Miguel Ángel Rojo, CEO de Botech, advierte que estamos ante un momento decisivo: “La IA multiplica la capacidad de los ciberdelincuentes”, pero también abre nuevas posibilidades para la defensa ante ciberataques.
Rojo lo resume con una imagen muy gráfica: “Nosotros estamos defendiendo el fuerte continuamente”. Los atacantes innovan sin descanso, con recursos, talento y herramientas cada vez más sofisticadas. Y la inteligencia artificial se ha convertido en un multiplicador de esa capacidad ofensiva.
Ataques más sofisticados: del phishing perfecto al deepfake en tiempo real
En los últimos meses, el salto tecnológico ha sido vertiginoso. Rojo destaca que “hemos pasado los últimos ocho o nueve meses a un aumento exponencial de la tecnología en inteligencia artificial”.
Los ejemplos son inquietantes pues tenemos un phishing casi perfecto, en cualquier idioma y con una calidad que hace imposible distinguirlo de un mensaje legítimo. También las deepfakes de voz y vídeo, son capaces de simular reuniones en directo mediante videoconferencias para autorizar transferencias.
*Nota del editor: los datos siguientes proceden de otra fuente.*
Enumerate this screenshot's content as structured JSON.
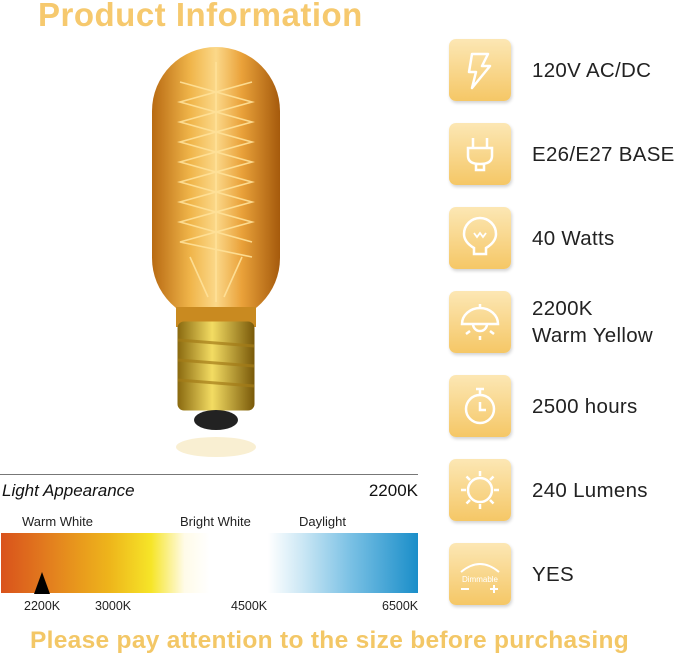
{
  "title": "Product Information",
  "specs": [
    {
      "icon": "lightning-icon",
      "label": "120V AC/DC"
    },
    {
      "icon": "plug-icon",
      "label": "E26/E27 BASE"
    },
    {
      "icon": "bulb-icon",
      "label": "40 Watts"
    },
    {
      "icon": "lamp-icon",
      "label": "2200K",
      "label2": "Warm Yellow"
    },
    {
      "icon": "stopwatch-icon",
      "label": "2500 hours"
    },
    {
      "icon": "sun-icon",
      "label": "240 Lumens"
    },
    {
      "icon": "dimmable-icon",
      "label": "YES",
      "icon_text": "Dimmable"
    }
  ],
  "light_appearance": {
    "heading": "Light Appearance",
    "value": "2200K",
    "zones": [
      "Warm White",
      "Bright White",
      "Daylight"
    ],
    "ticks": [
      "2200K",
      "3000K",
      "4500K",
      "6500K"
    ],
    "marker_value_k": 2200
  },
  "footer": "Please pay attention to the size before purchasing",
  "colors": {
    "accent": "#f6c96e",
    "icon_top": "#fce7b4",
    "icon_bottom": "#f5c766"
  }
}
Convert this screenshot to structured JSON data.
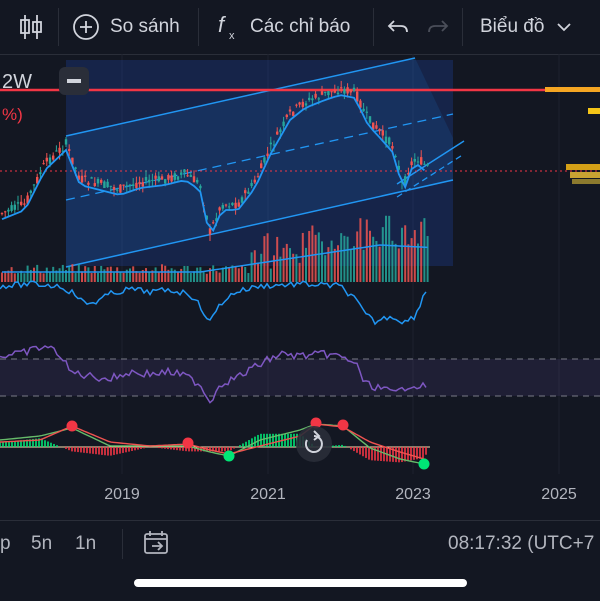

Otro peligro cada vez más común son las suplantaciones biométricas, donde la IA reproduce tono, cadencia y pausas de una persona real. Rojo lo ha comprobado en primera persona: “Yo me he puesto un vídeo hablando en chino mandarín perfecto y tú no sabrías decir si soy yo……”.
La defensa también se apoya en la IA: automatizar para pensar mejor
Aunque los atacantes van rápido, la IA también está reforzando la capacidad defensiva. Según Rojo, estas herramientas permiten “revisar muchísimos eventos y liberar a los profesionales para que se dediquen a lo importante”. La automatización reduce tareas repetitivas y acelera la detección de anomalías, permitiendo que los analistas se centren en incidentes críticos. Aun así, la clave sigue siendo humana: “La IA triunfa cuando el humano que hay detrás lo gestiona, lo articula, lo lee, lo corrige, lo evoluciona”.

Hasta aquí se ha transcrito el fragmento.